Database Access

Database Access #

This runbook covers how to safely access production and development databases for troubleshooting, data inspection, and emergency operations.

When to Use This Runbook #

  • Investigating data-related issues in production
  • Running read-only queries to diagnose problems
  • Verifying data integrity after incidents
  • Performing emergency data fixes (with proper approvals)
  • Analyzing slow queries or database performance

Overview #

BonsAI uses PostgreSQL databases across environments:

Environment Database Access Method
Local Coder workspace CloudBeaver or direct connection
Development RDS PostgreSQL ?
Production RDS PostgreSQL Via Tailscale VPN

Local/Development Database Access #

CloudBeaver provides a web-based interface for database management.

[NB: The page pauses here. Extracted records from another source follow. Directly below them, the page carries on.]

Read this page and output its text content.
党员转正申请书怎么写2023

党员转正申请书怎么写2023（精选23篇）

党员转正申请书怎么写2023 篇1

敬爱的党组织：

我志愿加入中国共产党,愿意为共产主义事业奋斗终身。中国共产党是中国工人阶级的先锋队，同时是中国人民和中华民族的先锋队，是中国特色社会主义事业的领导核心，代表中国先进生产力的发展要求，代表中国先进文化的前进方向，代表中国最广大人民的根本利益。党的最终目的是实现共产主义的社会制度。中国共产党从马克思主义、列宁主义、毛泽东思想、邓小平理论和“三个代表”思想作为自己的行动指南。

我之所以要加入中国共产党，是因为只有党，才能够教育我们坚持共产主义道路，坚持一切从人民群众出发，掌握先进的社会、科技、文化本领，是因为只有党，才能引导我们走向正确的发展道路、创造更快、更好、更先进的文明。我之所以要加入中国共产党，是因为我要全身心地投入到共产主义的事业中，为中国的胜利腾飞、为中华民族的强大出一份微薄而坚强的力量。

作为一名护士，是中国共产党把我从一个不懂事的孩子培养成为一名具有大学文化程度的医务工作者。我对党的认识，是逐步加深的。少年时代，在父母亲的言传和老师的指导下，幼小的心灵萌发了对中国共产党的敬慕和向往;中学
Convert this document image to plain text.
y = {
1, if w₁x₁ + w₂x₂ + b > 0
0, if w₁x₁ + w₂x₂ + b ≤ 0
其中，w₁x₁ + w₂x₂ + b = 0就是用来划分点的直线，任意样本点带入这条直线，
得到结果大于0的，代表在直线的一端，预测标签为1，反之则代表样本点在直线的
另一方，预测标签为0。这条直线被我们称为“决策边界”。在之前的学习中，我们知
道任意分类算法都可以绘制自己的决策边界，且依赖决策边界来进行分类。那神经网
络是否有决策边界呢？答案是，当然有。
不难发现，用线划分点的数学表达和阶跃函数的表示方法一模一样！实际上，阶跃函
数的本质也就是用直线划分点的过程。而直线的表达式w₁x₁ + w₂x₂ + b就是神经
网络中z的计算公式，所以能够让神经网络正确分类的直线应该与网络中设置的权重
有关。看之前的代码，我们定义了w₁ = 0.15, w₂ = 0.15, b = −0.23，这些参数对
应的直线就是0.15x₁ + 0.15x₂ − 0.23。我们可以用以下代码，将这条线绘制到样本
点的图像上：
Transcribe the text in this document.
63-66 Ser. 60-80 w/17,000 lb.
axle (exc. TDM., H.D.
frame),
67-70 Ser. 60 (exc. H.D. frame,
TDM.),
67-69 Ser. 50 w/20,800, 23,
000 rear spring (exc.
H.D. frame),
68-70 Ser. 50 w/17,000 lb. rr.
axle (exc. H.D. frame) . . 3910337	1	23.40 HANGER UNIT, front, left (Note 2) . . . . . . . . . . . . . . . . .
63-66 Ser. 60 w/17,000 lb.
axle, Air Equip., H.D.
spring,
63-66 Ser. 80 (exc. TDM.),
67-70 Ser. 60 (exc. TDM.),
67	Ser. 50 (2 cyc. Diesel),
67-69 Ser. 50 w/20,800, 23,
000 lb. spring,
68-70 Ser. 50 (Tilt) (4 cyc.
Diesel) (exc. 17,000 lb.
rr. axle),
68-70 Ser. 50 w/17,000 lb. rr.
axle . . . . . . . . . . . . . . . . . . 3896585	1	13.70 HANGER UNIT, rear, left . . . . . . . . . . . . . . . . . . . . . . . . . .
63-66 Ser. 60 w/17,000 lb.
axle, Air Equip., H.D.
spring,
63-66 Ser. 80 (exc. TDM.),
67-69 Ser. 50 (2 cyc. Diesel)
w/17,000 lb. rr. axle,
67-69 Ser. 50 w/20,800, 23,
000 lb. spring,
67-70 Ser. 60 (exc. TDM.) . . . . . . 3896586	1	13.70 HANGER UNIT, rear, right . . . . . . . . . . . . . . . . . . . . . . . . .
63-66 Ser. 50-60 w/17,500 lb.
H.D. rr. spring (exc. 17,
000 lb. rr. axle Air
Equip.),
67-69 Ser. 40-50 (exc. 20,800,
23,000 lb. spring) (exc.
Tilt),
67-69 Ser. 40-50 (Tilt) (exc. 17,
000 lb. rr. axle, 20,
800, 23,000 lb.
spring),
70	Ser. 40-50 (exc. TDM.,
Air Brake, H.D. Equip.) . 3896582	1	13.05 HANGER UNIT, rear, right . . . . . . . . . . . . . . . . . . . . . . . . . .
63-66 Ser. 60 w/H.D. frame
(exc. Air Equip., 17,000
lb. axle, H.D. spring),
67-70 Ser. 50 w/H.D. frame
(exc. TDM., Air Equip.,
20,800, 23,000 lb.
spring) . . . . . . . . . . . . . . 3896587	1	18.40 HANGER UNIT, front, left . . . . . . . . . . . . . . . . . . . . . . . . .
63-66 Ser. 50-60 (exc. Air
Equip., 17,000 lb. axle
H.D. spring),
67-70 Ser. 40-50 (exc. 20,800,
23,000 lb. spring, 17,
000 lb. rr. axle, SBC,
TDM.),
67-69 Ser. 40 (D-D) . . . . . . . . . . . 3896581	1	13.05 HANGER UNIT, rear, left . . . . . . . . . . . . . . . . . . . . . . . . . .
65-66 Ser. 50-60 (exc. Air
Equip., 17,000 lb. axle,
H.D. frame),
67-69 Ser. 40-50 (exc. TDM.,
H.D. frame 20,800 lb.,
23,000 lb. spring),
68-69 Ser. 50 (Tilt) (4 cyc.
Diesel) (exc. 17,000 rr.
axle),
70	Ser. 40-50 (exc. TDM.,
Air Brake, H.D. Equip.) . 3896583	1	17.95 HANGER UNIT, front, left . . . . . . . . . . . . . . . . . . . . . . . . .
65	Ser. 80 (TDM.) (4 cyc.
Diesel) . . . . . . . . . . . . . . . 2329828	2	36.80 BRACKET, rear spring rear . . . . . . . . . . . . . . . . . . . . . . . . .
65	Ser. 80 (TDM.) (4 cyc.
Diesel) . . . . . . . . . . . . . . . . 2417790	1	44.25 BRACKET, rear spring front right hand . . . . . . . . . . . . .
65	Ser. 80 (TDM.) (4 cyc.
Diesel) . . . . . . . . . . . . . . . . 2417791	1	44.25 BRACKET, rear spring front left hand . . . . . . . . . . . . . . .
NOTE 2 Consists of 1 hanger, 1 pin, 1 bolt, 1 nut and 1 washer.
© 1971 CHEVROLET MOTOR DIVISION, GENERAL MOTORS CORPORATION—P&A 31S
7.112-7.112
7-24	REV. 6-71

Access from Coder Workspace:

  1. Open your Coder workspace
  2. Click “Database” app in the workspace dashboard
  3. Access at http://localhost:5432

First-Time Setup:

# If CloudBeaver is not running
mise run dev

Then follow the setup wizard:

  1. Username: admin
  2. Password: admin123
  3. Add PostgreSQL connection:
    • Host: database
    • Port: 5432
    • Database: bonsai
    • Username: postgres
    • Password: postgres

See: CloudBeaver Documentation for detailed usage.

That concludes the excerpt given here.